In less than 40 years, deer breeding—which started as a backyard hobby—ballooned into an industry that operates primarily to give wealthy and busy clients the opportunity to kill trophy-size animals with a minimum of effort. The trophy deer breeding industry comprises at least 10,000 farms and hunting preserves in the U.S. and Canada. Over half of the states that permit the hunting of captive wild animals have few or no regulations regarding how captive wild animals are killed.

Chancellor also noted differences in how men and women approach animals right after killing them: “When they approach a kill, most guys high five or have a cigar,” he said. “Women will, almost without exception, sit by the animal, touch the animal. Some say a prayer. Some cry. Some walk with their head in their hands.”

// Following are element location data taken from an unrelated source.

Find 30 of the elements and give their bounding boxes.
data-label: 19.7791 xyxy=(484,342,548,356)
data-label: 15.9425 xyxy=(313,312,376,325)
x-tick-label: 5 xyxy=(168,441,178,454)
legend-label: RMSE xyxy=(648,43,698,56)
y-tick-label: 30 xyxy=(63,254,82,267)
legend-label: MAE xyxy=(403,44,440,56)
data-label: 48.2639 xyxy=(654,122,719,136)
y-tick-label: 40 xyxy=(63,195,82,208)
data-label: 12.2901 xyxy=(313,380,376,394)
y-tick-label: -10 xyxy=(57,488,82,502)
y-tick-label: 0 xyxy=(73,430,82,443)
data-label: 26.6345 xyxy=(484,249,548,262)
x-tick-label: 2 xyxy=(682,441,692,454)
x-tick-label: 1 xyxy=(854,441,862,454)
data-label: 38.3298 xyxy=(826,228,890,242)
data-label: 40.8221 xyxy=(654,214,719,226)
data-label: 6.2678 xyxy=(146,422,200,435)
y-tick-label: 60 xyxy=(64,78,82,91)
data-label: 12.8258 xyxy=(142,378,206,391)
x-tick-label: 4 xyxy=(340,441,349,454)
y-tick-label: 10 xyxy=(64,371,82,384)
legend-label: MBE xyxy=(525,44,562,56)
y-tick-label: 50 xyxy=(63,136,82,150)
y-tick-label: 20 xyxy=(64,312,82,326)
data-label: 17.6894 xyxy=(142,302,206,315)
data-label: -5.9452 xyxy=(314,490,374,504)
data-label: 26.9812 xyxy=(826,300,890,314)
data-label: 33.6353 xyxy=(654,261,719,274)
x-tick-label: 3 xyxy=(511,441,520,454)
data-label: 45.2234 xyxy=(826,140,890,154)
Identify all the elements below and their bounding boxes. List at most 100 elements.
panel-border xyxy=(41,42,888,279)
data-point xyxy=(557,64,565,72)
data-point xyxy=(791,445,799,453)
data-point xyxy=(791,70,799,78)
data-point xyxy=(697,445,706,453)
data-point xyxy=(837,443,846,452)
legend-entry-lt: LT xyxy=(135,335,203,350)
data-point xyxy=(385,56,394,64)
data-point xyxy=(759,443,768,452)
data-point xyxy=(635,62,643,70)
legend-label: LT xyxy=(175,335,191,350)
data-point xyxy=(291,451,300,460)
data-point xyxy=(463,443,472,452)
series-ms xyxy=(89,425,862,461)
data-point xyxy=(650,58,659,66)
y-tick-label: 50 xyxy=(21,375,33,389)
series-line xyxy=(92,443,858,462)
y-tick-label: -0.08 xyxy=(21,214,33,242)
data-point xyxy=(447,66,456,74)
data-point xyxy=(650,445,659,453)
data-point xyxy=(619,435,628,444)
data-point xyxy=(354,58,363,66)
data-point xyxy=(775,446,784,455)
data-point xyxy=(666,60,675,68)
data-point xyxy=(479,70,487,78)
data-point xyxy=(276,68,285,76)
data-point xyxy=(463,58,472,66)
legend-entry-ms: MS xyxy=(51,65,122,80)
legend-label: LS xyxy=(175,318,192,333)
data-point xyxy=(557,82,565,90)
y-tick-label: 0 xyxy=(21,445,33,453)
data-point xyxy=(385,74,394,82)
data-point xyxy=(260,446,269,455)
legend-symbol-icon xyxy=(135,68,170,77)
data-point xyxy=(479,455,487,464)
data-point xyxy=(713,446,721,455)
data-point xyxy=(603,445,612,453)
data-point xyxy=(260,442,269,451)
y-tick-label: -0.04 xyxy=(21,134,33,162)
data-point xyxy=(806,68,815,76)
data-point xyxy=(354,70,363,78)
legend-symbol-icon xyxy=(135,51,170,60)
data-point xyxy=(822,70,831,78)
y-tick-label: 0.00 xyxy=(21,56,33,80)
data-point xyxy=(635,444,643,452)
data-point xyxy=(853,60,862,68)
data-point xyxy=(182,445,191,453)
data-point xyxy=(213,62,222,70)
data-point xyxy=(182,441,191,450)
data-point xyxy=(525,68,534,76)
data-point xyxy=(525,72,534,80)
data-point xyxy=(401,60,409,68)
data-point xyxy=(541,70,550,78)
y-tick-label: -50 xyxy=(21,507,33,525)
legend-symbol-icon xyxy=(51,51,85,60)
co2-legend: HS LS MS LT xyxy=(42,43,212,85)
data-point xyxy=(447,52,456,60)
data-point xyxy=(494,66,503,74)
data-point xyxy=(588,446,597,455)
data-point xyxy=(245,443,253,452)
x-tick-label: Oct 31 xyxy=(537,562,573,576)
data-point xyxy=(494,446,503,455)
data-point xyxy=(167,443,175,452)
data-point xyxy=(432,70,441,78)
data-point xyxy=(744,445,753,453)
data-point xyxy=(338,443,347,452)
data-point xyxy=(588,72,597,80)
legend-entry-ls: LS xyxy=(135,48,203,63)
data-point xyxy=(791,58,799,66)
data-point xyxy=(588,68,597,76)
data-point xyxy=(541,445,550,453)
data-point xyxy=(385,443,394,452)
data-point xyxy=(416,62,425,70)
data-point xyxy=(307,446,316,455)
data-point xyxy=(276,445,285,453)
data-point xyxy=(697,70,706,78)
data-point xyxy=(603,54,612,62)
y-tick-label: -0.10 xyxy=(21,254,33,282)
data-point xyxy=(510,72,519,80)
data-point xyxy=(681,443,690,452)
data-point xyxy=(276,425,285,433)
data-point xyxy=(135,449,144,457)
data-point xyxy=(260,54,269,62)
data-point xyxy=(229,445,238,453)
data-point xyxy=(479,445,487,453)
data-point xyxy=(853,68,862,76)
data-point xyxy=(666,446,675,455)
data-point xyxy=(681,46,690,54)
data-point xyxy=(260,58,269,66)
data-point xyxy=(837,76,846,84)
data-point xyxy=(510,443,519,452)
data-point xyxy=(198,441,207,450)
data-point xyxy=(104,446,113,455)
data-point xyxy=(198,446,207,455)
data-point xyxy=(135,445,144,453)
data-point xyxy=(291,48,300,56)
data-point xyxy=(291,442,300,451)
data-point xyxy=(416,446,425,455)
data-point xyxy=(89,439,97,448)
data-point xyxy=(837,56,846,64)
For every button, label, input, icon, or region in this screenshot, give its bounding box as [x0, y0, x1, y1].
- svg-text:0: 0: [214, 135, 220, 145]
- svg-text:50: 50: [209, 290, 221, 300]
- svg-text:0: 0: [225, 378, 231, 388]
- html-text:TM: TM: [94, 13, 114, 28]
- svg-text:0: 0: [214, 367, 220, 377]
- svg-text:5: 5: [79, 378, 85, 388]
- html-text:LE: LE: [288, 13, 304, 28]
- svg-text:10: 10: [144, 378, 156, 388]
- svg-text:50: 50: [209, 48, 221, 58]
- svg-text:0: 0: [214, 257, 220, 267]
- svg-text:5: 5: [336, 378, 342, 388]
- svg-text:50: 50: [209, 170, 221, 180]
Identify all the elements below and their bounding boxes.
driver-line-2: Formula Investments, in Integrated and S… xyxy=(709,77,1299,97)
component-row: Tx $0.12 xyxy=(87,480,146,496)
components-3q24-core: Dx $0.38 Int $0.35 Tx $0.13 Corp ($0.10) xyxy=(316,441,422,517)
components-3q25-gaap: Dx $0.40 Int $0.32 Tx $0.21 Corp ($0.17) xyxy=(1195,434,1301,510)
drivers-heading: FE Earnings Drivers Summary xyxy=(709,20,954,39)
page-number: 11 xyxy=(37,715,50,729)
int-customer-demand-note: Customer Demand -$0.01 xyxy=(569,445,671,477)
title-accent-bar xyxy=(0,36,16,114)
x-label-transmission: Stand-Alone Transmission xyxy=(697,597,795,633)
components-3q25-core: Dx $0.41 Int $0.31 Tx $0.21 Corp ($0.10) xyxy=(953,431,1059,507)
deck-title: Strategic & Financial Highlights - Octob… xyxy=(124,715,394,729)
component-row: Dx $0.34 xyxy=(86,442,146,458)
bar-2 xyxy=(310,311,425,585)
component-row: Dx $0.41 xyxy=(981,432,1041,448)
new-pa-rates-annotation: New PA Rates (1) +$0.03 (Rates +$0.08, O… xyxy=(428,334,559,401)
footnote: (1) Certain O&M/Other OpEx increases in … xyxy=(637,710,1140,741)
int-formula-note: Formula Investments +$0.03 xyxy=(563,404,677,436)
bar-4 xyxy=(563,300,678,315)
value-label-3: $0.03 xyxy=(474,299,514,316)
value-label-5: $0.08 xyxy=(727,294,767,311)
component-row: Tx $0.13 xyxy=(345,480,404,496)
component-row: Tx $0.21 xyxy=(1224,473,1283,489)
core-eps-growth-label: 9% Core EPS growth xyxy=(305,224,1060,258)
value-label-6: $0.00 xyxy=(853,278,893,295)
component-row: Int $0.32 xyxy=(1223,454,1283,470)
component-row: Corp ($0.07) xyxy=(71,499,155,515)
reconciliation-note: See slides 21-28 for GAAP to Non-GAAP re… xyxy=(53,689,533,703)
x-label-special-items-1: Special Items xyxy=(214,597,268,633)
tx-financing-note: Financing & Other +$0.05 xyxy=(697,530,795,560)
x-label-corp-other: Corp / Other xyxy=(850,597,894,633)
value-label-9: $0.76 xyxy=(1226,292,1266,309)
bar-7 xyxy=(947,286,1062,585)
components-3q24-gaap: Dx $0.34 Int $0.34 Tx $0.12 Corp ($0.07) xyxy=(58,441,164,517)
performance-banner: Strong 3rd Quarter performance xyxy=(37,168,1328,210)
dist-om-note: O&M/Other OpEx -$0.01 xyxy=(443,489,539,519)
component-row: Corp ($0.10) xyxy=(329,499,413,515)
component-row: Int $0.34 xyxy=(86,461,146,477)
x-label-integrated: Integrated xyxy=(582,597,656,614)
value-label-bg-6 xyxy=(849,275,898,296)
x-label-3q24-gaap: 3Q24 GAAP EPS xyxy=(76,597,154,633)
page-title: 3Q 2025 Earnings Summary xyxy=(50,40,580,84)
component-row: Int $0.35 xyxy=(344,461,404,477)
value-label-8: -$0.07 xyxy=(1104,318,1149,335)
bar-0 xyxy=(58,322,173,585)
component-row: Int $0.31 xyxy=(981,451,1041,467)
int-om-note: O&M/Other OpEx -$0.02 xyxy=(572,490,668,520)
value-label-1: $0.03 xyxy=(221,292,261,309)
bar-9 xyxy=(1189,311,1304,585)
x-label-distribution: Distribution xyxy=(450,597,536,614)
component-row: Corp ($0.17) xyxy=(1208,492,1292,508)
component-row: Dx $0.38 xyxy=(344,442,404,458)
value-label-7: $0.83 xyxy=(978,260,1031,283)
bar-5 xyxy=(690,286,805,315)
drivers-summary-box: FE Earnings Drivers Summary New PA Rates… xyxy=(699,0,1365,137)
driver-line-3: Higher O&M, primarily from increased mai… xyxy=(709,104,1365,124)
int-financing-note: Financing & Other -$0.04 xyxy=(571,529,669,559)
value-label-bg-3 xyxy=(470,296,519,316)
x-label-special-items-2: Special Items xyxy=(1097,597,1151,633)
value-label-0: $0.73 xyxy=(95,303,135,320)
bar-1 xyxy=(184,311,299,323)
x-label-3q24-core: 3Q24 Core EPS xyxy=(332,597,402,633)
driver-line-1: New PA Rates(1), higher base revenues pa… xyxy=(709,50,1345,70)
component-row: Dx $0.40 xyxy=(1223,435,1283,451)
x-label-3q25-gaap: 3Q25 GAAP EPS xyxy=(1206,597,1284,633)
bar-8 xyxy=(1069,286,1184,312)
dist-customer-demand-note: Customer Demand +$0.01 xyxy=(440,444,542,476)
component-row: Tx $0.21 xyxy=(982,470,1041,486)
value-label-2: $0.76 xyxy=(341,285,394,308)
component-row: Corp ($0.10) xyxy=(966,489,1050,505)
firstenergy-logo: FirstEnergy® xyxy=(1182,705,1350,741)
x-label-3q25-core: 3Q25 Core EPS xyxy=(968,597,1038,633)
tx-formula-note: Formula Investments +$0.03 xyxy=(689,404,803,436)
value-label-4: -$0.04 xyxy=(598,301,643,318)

These trophy hunters are a sick bunch and in my view must have microscopic penises if they so desperately need to kill rare and beautify animals so that they can feel like "real men."  Trophy hunting needs to be banned.   As for Palmer, I hope his dental practice is destroyed.  Perhaps he should have spent his wealth on penile enlargement surgery so that he would not need to be off killing prized and beloved animals.